“But I know What’s Best for You…”
Do you ever feel like you’re a mere pawn in someone else’s game; a powerless player that is regularly used, abused and manipulated for the gain and self interest of others? Self interest that’s often thinly disguised as some kind of action, decision or “plan” that’s somehow in your best interest? Isn’t it amazing how some people know what’s best for their life and yours? If only you and I had the ability to think and choose for ourselves; things could be so different. Have you ever felt like your life (or part of your life) has been taken hostage by someone else’s ego, insecurity and/or greed?
Welcome to a very large club.
Manipulators of the Masses
Perhaps you feel like you’re trapped in some kind of on-going poker game where you’re never dealt any decent cards. As a result you feel like you have no real power or leverage… just the occasional bluff. The truth is, knowingly or not, many of us have given away our personal power (or part thereof) and allowed situations, circumstances and other people to dictate, direct and control our reality for far too long. Some of us have let others tell us what we can do and what we can’t do. What we should think. What we should believe. Where we can go. Who we should spend time with. Why we’re here. What our future holds and even what our life purpose should be. And because on some level we all want acceptance, approval, connection, security and love (and a whole bunch more), far too often we compromise… and compromise… until we eventually lose the real “us” and become a simulated version of us: looks like you and me – but isn’t.
Surrendering of Self
Clearly this “surrendering of self” – that is dreams, goals, ideas, values, beliefs (not to be confused with the Christian notion of “dying to self”) – ain’t a great personal strategy for my life or yours. So if it’s all the same to you manipulators and self-centred control freaks, the rest of us will find our own life purpose, discover our own limits, explore our own potential and keep our personal power. Thanks anyway. Not.
“People can only take our personal power if we give it to them.”
Being a humble, generous and occasionally selfless individual is to be admired and respected but being a person who has essentially handed over the reigns of their life is tragic, sad and ultimately terminal. Someone who has given away their personal power is a person who has given away control, hope and happiness.
“It’s nice to be nice but it’s stupid to be a doormat”
Some people confuse feelings with reality. Not “feeling” powerful doesn’t necessarily equate to not “being” powerful. Unless we make it that. For the most part, feelings (read, fear) merely get in the way of our potential, personal power, growth and success. As a rule, our emotions and thoughts are in no way an indicator of our potential or the incredible future we might create and results we might produce if we should choose to use our power rather than give it away — as we have done in the past. Just because you don’t “feel” powerful or consider yourself to be powerful doesn’t mean that you’re not or you can’t be; it simply means you’re denying your potential and buying into a fear mindset. A feeling is only a feeling and a thought is only a thought until you make them a reality; good or bad.

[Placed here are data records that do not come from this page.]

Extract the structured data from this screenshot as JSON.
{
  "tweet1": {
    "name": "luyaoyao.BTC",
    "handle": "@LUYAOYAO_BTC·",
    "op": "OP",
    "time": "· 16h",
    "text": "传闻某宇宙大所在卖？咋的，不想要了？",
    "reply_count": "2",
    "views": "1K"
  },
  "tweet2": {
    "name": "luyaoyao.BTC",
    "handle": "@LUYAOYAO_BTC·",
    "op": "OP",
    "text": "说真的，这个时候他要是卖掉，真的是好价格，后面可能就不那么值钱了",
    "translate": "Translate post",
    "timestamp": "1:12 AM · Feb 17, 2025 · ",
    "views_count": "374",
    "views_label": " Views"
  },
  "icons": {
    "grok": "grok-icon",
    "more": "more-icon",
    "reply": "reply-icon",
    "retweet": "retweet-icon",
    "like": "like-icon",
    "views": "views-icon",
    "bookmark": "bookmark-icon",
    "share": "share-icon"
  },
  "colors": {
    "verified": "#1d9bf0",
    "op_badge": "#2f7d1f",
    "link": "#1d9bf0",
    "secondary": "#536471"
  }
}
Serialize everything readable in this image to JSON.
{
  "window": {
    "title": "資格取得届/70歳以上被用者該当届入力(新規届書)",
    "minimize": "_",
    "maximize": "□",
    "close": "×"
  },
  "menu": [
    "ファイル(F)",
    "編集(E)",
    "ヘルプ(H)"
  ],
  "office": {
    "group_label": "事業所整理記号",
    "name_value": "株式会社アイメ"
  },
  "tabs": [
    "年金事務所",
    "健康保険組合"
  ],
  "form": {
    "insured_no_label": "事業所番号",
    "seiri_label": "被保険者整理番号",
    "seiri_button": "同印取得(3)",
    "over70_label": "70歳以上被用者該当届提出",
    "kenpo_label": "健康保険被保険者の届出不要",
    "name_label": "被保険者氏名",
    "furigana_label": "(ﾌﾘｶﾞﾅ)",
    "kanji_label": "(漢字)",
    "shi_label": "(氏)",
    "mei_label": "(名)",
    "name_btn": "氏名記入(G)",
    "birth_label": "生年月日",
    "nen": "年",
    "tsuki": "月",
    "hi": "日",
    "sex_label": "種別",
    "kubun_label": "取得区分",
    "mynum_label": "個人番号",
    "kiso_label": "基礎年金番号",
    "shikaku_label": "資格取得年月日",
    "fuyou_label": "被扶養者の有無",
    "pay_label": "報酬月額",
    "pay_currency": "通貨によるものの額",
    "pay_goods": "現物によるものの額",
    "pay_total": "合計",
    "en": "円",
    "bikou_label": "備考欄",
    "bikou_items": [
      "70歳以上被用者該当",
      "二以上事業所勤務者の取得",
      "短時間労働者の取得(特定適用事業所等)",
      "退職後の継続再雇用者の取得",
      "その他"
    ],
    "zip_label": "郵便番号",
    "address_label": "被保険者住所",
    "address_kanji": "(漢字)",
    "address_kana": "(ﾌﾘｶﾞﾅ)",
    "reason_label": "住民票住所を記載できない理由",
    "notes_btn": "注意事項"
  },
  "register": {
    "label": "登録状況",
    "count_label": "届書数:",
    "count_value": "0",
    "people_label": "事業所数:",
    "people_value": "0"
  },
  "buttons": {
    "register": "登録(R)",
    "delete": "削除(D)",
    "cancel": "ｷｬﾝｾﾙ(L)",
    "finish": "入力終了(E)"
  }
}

“Our deepest fear is not that we are inadequate. Our deepest fear is that we are powerful beyond measure.” Marianne Williamson
Just to clariff: I just re-read what I’ve written so far and I want to make a few things clear:
- We give away our power – people can’t take it without our permission;
- We allow people and things to have an unhealthy level of control and influence in our life;
- Getting angry, bitter and/or resentful at others will fix nothing – although it’s totally understandable;
- Positive change starts with awareness, understanding and acknowledgement; and
- The situation will change when you change – and you can change any time you like.
Now, is that me over-simplifying the complicated or you complicating the simple?
The Last Bit…
Even as you read this right now, some of you might be rationalising your less-than-desirable existence and situation (1) to make yourselves feel better (thereby ignoring those buttons I just pushed) and (2) to avoid confronting the things you know you should deal with. My advice? STOP IT! Your world will change — when you do.
You have the ability, you have the understanding and you have the reasons – now find the courage.